UIAutomation Driver for iOS
In general, UIAutomation Driver is DEPRECATED and should not be used unless absolutely necessary. The information in this doc may not keep up to date with reality. Further, the driver will be removed in a future version of Appium. Therefore, to begin iOS automation with Appium today, please use the XCUITest Driver instead.
Remember, the development of the UIAutomation driver is done at the appium-ios-driver repo.
What are requirements and support for UIAutomation Driver for iOS?
In addition, Appium’s general requirements include,
- Firstly, you would require Xcode 7 or lower.
- Secondly, iOS simulators or devices with version 9.3 or lower is also required
- Also, all versions of Appium ship with this driver are needed.
- Lastly, it requires correct functioning of the driver.
How to use UIAutomation Driver for iOS?
One of the ways to start a session using UIAutomation driver is to set the platformName capability in your new session request to the value of iOS. Also, you must also include appropriate platformVersion, deviceName, and app capabilities, at a minimum.
The UIAutomation driver supports a number of standard Appium capabilities, but has an additional set of capabilities that work for this driver only. Therefore, to automate Safari instead of your own application, leave the app capability empty and instead set the browserName capability to Safari.
In order, to see the various commands Appium supports, and specifically for information on how the commands map to behaviors for the UIAutomation driver.
Due to limitations of Xcode and the iOS simulator, only one simulator may be open, and automated, at any given time. Therefore, for multiple simulator support, you will need to upgrade to the XCUITest driver
Real Device Setup
Running tests on real devices is considerably more complicated due to code signing and additional workarounds to Apple limitations.
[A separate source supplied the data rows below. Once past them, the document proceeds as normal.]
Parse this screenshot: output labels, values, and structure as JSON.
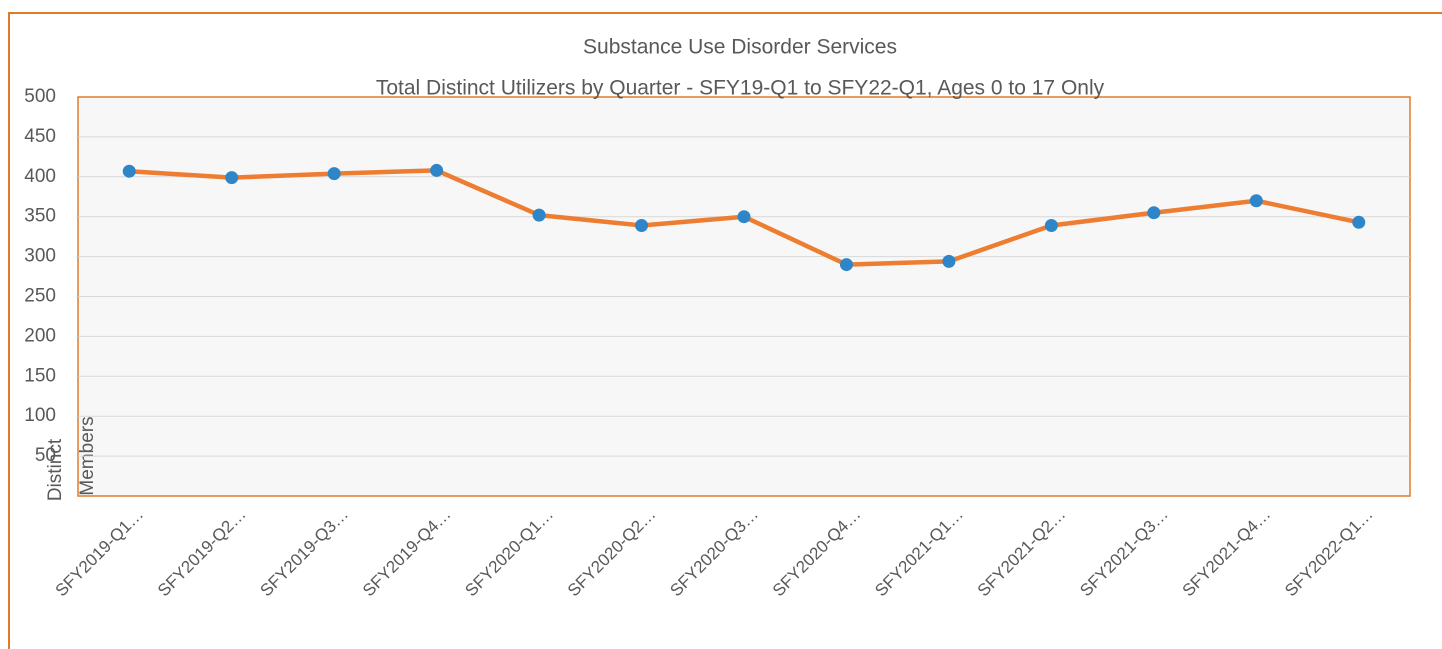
{
  "chart_data": {
    "type": "line",
    "title": "Substance Use Disorder Services",
    "subtitle": "Total Distinct Utilizers by Quarter - SFY19-Q1 to SFY22-Q1, Ages 0 to 17 Only",
    "ylabel": [
      "Distinct",
      "Members"
    ],
    "categories": [
      "SFY2019-Q1…",
      "SFY2019-Q2…",
      "SFY2019-Q3…",
      "SFY2019-Q4…",
      "SFY2020-Q1…",
      "SFY2020-Q2…",
      "SFY2020-Q3…",
      "SFY2020-Q4…",
      "SFY2021-Q1…",
      "SFY2021-Q2…",
      "SFY2021-Q3…",
      "SFY2021-Q4…",
      "SFY2022-Q1…"
    ],
    "series": [
      {
        "color": "#ed7d31",
        "marker_color": "#2e86c8",
        "values": [
          407,
          399,
          404,
          408,
          352,
          339,
          350,
          290,
          294,
          339,
          355,
          370,
          343
        ]
      }
    ],
    "ylim": [
      0,
      500
    ],
    "yticks": [
      50,
      100,
      150,
      200,
      250,
      300,
      350,
      400,
      450,
      500
    ],
    "grid": true
  }
}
Therefore, the basic process for a successful automation strategy using this driver are as follows –
- Firstly, Build your app with a Debug configuration, for the specific type of real device you will run the test on, ensuring that the app is also signed for running on your specific device.
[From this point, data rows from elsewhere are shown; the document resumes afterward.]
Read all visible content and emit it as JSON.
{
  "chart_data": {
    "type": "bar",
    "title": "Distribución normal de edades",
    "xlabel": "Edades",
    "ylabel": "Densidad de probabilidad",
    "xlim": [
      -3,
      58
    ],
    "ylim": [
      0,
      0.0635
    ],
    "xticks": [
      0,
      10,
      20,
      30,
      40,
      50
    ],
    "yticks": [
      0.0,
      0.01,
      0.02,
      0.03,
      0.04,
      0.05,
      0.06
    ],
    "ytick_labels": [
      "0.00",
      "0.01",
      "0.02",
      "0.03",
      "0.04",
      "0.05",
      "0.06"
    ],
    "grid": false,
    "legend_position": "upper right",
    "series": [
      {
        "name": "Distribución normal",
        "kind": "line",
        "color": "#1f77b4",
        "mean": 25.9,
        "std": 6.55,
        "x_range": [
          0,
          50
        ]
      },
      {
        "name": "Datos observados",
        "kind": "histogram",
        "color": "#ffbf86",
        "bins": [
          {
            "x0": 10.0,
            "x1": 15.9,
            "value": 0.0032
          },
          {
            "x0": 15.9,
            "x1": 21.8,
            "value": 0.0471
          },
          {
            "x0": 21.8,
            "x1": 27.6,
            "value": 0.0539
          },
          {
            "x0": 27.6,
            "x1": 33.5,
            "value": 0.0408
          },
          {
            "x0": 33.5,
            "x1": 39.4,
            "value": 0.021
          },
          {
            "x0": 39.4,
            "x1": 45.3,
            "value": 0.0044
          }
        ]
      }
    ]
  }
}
- Secondly, Install the built app to your test device yourself, ensuring it exists on the device and there are no signing issues.
- Thirdly, Use the bundle ID of your application as the value of the app capability.
- Next, use the UDID of your device as the udid capability.
- Lastly, ensure that UI Automation is enabled in the Developer settings.
Real Device Hybrid / Web Testing
Tests that run in the Safari browser, we have another hurdle to jump. On real devices, apps that are not signed by the developer cannot be instrumented with UIAutomation. Safari is one such app. Thus we have a helper app called SafariLauncher, which can be signed by the developer. Its sole purpose upon launching is to turn around and launch Safari, which can then be automated via the Remote Debugger in conjunction with IWDP.